Theater Owner Helps Secure a 2008 star on Hollywood's Walk of Fame for ‘Oz' actors.
WOODRIDGE - On the famous Hollywood Walk of Fame, Godzilla has a star, as do Soupy Sales, Vanna White and the Rugrats. Heck, even Ryan Seacrest has one. But before June, you couldn't find a star representing an integral group of actors who appeared in "The Wizard of Oz." "I couldn't understand why the Munchkins didn't have one," said Ted Bulthaup, whose Woodridge movie house Hollywood Blvd. Cinema holds an annual showing of the 1939 American classic. Bulthaup-who became friends with the six surviving Munchkins after hiring them several years ago to host his annual event-decided to spearhead a nomination process. He paid a nomination fee of $25,000 to get the process going.
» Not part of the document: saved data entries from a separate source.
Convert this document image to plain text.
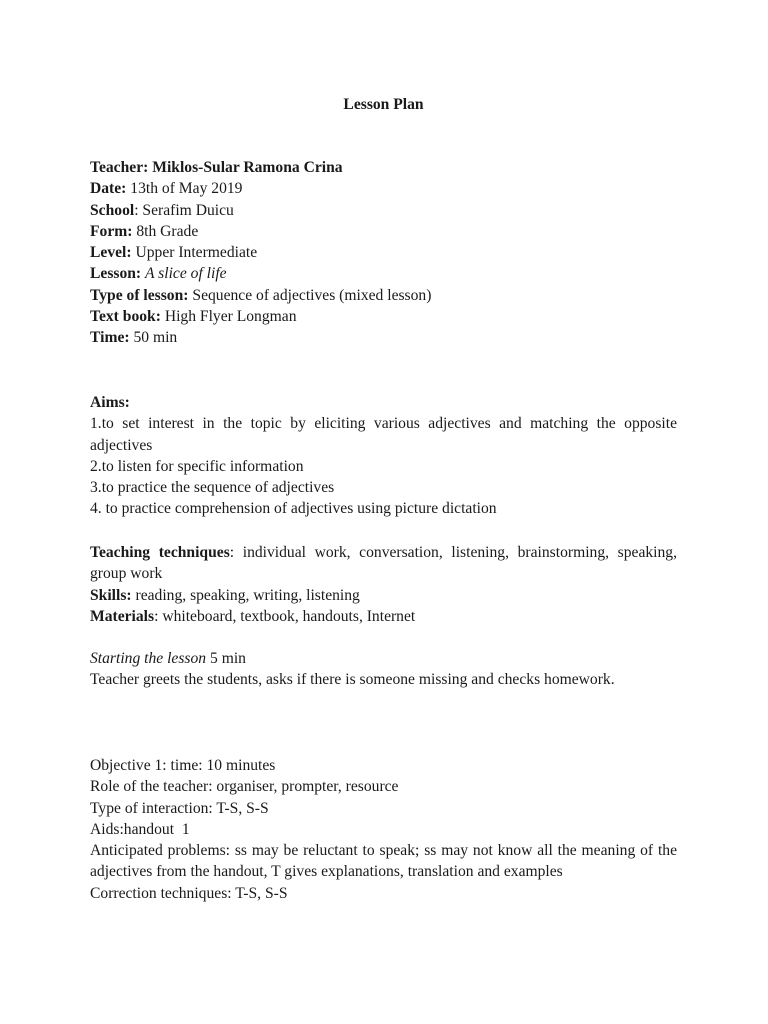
Lesson Plan
Teacher: Miklos-Sular Ramona Crina
Date: 13th of May 2019
School: Serafim Duicu
Form: 8th Grade
Level: Upper Intermediate
Lesson: A slice of life
Type of lesson: Sequence of adjectives (mixed lesson)
Text book: High Flyer Longman
Time: 50 min
Aims:
1.to set interest in the topic by eliciting various adjectives and matching the opposite adjectives
2.to listen for specific information
3.to practice the sequence of adjectives
4. to practice comprehension of adjectives using picture dictation
Teaching techniques: individual work, conversation, listening, brainstorming, speaking, group work
Skills: reading, speaking, writing, listening
Materials: whiteboard, textbook, handouts, Internet
Starting the lesson 5 min
Teacher greets the students, asks if there is someone missing and checks homework.
Objective 1: time: 10 minutes
Role of the teacher: organiser, prompter, resource
Type of interaction: T-S, S-S
Aids:handout  1
Anticipated problems: ss may be reluctant to speak; ss may not know all the meaning of the adjectives from the handout, T gives explanations, translation and examples
Correction techniques: T-S, S-S
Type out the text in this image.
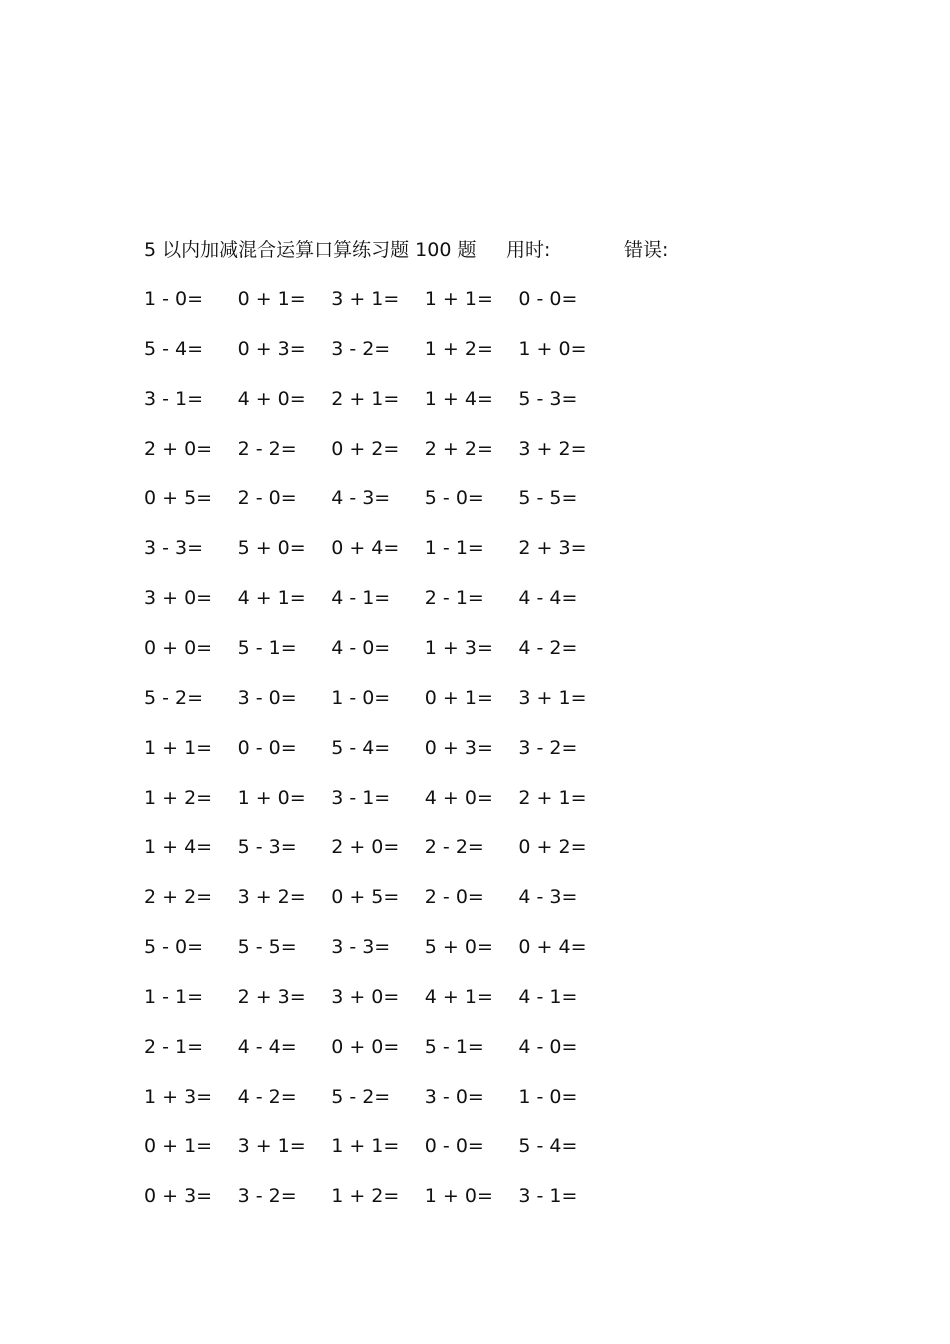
5 以内加减混合运算口算练习题 100 题 用时:	错误:
1 - 0= 0 + 1= 3 + 1= 1 + 1= 0 - 0=
5 - 4= 0 + 3= 3 - 2= 1 + 2= 1 + 0=
3 - 1= 4 + 0= 2 + 1= 1 + 4= 5 - 3=
2 + 0= 2 - 2= 0 + 2= 2 + 2= 3 + 2=
0 + 5= 2 - 0= 4 - 3= 5 - 0= 5 - 5=
3 - 3= 5 + 0= 0 + 4= 1 - 1= 2 + 3=
3 + 0= 4 + 1= 4 - 1= 2 - 1= 4 - 4=
0 + 0= 5 - 1= 4 - 0= 1 + 3= 4 - 2=
5 - 2= 3 - 0= 1 - 0= 0 + 1= 3 + 1=
1 + 1= 0 - 0= 5 - 4= 0 + 3= 3 - 2=
1 + 2= 1 + 0= 3 - 1= 4 + 0= 2 + 1=
1 + 4= 5 - 3= 2 + 0= 2 - 2= 0 + 2=
2 + 2= 3 + 2= 0 + 5= 2 - 0= 4 - 3=
5 - 0= 5 - 5= 3 - 3= 5 + 0= 0 + 4=
1 - 1= 2 + 3= 3 + 0= 4 + 1= 4 - 1=
2 - 1= 4 - 4= 0 + 0= 5 - 1= 4 - 0=
1 + 3= 4 - 2= 5 - 2= 3 - 0= 1 - 0=
0 + 1= 3 + 1= 1 + 1= 0 - 0= 5 - 4=
0 + 3= 3 - 2= 1 + 2= 1 + 0= 3 - 1=
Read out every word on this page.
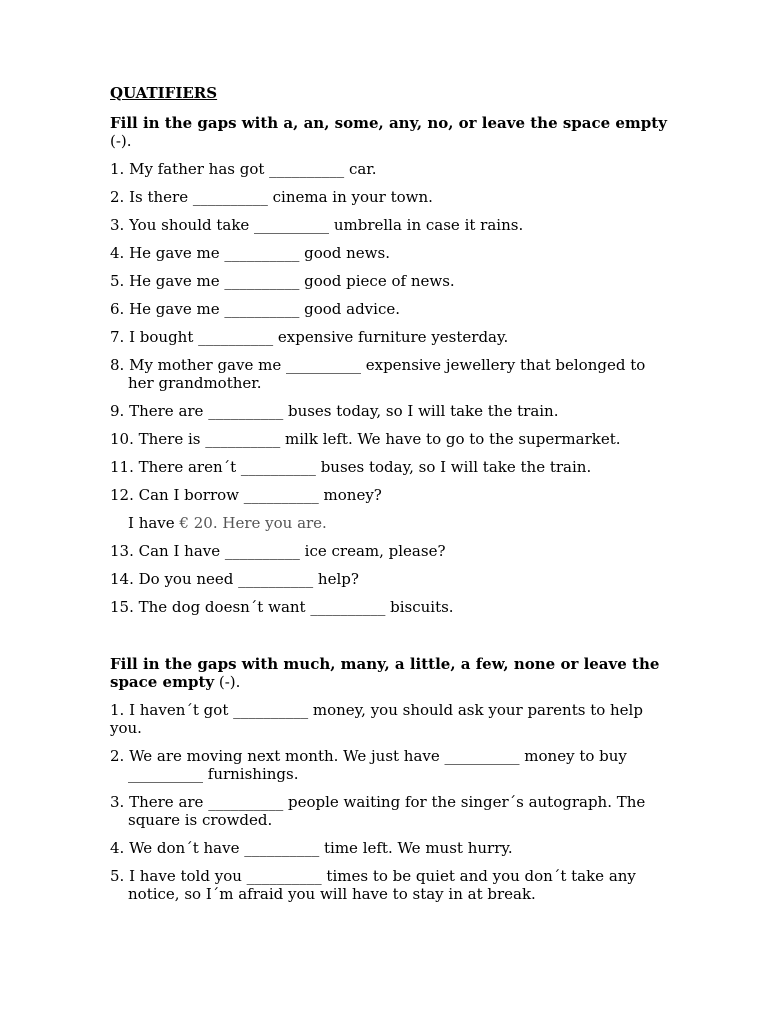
QUATIFIERS
Fill in the gaps with a, an, some, any, no, or leave the space empty (-).
1. My father has got __________ car.
2. Is there __________ cinema in your town.
3. You should take __________ umbrella in case it rains.
4. He gave me __________ good news.
5. He gave me __________ good piece of news.
6. He gave me __________ good advice.
7. I bought __________ expensive furniture yesterday.
8. My mother gave me __________ expensive jewellery that belonged to her grandmother.
9. There are __________ buses today, so I will take the train.
10. There is __________ milk left. We have to go to the supermarket.
11. There aren´t __________ buses today, so I will take the train.
12. Can I borrow __________ money?
I have € 20. Here you are.
13. Can I have __________ ice cream, please?
14. Do you need __________ help?
15. The dog doesn´t want __________ biscuits.
Fill in the gaps with much, many, a little, a few, none or leave the space empty (-).
1. I haven´t got __________ money, you should ask your parents to help you.
2. We are moving next month. We just have __________ money to buy __________ furnishings.
3. There are __________ people waiting for the singer´s autograph. The square is crowded.
4. We don´t have __________ time left. We must hurry.
5. I have told you __________ times to be quiet and you don´t take any notice, so I´m afraid you will have to stay in at break.
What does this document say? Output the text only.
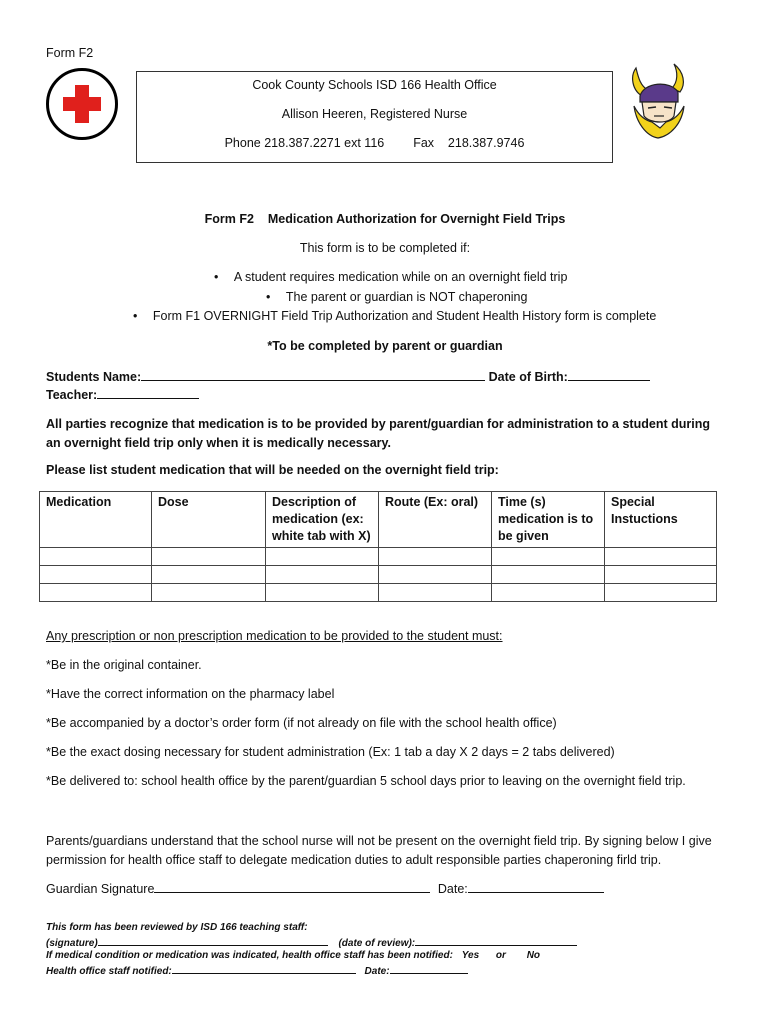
Form F2
Cook County Schools ISD 166 Health Office
Allison Heeren, Registered Nurse
Phone 218.387.2271 ext 116 Fax    218.387.9746
Form F2    Medication Authorization for Overnight Field Trips
This form is to be completed if:
• A student requires medication while on an overnight field trip
• The parent or guardian is NOT chaperoning
• Form F1 OVERNIGHT Field Trip Authorization and Student Health History form is complete
*To be completed by parent or guardian
Students Name:	Date of Birth:
Teacher:
All parties recognize that medication is to be provided by parent/guardian for administration to a student during an overnight field trip only when it is medically necessary.
Please list student medication that will be needed on the overnight field trip:
Medication	Dose	Description of medication (ex: white tab with X)	Route (Ex: oral)	Time (s) medication is to be given	Special Instuctions

Any prescription or non prescription medication to be provided to the student must:
*Be in the original container.
*Have the correct information on the pharmacy label
*Be accompanied by a doctor’s order form (if not already on file with the school health office)
*Be the exact dosing necessary for student administration (Ex: 1 tab a day X 2 days = 2 tabs delivered)
*Be delivered to: school health office by the parent/guardian 5 school days prior to leaving on the overnight field trip.
Parents/guardians understand that the school nurse will not be present on the overnight field trip. By signing below I give permission for health office staff to delegate medication duties to adult responsible parties chaperoning firld trip.
Guardian Signature	Date:
This form has been reviewed by ISD 166 teaching staff:
(signature)	(date of review):
If medical condition or medication was indicated, health office staff has been notified: Yes or No
Health office staff notified:	Date:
After getting turned down initially in 2005, Bulthaup decided to give it a second try in April. Only this time, he leaned on some heavy hitters, writing to Steven Spielberg, George Lucas, Hugh Heffner, Ted Turner, Roger Ebert and major Hollywood film companies such as Universal, MGM and Sony. "I just started calling friends who had contacts with other people," Bulthaup said. "We even got an endorsement letter from the State of Kansas." Soon, letters of support began to come in.
" ‘The Wizard of Oz' was one of the greatest contributions to the golden age of Hollywood and fantasy," Spielberg wrote, while Lucas wrote in his letter, "With their joyous send-off for Dorothy as she began her journey down the yellow brick road, the Munchkins secured their place in Hollywood history and in the hearts of movie fans everywhere."
Johnny Grant, chairman of the Walk of Fame, announced on June 20 that the Munchkins had been selected as Walk of Fame recipients for 2008. A ceremony for the surviving actors will be announced soon. The Munchkins' star will represent the more than 120 actors who appeared in the film.
"We deserve it," said Mickey Carroll, 88, who played a Munchkin in the movie. " ‘The Wizard of Oz' was the best movie ever made." Carroll and several of the surviving Munchkins-ranging in age from 86 to 92-said they plan to attend the ceremony or visit the star in Hollywood. "It's very exciting," said Carroll, of St. Louis. The Munchkins "are a great group of people and they deserve to be remembered."
Bulthaup, owners of the Hollywood Boulevard Cinema in Woodridge, considers the movie a cult classic that crosses all language and cultural barriers. The Walk of Fame honors individuals in the entertainment industry who have made significant contributions to radio, television, motion pictures, recordings or live performance. Honorees are voted on every June, with an average of 20 stars selected a year
Carroll, who was in his teens during the filming of the "Wizard of Oz," said that he was close friends with Judy Garland and that the two of them performed together at times, including venues in Chicago. He said he and Garland also sang together at the 1933-34 Chicago World's Fair. Years later, he said Garland contacted him at his home in St. Louis to ask him to be a Munchkin in a film called "The Wizard of Oz." "I said, ‘Hell no...who wants to be a Munchkin?' " laughed Carroll, who is 4 feet 7 inches tall. "She begged me and I couldn't refuse her. I only earned $125 a week from the movie. I earned more than that in one day if I did a show at a night club."
He said his greatest memory of the movie is when Garland sang the film's signature song, "Somewhere Over the Rainbow." "She was the most beautiful girl," Carroll said. "I can't forget when she was practicing the song. All the Munchkins were sitting on the floor. All of a sudden she started to sing; we were amazed by her voice. She was like an angel."